In the four hours long hearing before the House Financial Services Committee, intense discussion about SEC’s ongoing crackdown on different crypto platforms happened.
During arguments, Republicans became a voice for many crypto firms by debating that the SEC’s rules were formed to regulate traditional markets. These rules do not fit when it comes to decentralized exchanges.
The companies are claiming that in the absence of new crypto-specific regulations created by Congress, digital platforms may choose to relocate overseas to avoid any issues with US regulators. They argue that if this happens, America’s position as a leading center for cryptocurrency innovation could be compromised, and the country may lose out to its rivals.

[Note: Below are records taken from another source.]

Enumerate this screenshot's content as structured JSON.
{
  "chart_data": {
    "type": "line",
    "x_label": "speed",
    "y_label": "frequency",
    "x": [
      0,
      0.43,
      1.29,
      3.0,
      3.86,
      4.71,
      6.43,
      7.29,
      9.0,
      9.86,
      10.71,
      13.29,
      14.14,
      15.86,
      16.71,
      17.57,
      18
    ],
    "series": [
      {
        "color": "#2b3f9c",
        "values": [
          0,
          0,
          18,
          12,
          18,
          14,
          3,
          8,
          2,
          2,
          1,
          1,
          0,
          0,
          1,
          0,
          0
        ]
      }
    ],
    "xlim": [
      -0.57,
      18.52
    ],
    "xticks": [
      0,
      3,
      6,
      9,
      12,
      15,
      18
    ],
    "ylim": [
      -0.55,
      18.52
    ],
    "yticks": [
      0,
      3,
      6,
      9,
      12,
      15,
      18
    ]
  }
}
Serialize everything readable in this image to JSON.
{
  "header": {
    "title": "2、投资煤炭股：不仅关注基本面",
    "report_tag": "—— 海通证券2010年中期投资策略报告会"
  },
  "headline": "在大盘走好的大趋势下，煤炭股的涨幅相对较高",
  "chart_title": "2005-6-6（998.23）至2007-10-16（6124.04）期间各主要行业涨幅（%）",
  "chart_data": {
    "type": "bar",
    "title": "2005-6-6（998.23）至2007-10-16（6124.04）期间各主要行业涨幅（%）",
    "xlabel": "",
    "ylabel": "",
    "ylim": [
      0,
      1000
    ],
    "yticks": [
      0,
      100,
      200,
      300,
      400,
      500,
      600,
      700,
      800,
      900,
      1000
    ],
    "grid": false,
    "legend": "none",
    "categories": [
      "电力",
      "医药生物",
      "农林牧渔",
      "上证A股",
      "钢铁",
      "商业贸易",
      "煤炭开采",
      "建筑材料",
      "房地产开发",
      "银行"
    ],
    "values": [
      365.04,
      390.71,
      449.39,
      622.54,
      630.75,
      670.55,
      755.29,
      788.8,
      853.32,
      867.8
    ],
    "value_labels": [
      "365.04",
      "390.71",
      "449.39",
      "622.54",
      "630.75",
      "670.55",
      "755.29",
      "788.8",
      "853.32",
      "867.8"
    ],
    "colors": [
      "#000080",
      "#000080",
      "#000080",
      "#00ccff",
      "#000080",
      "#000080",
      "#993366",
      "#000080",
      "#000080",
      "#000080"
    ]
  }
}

During the testimony, Gensler avoided discussing the details of the investigation related to the FTX collapse and the recent wells notice sent to Coinbase.
“Regulation by enforcement is not sufficient nor sustainable,” he added. “You’re punishing digital asset firms for allegedly not adhering to the law when they don’t know it will apply to them.”
Gensler refuted this allegation by countering, “We have a whole field in crypto that understands the law, and if they are providing exchange services, broker dealer services, clearing services of crypto security tokens, they should come into compliance.”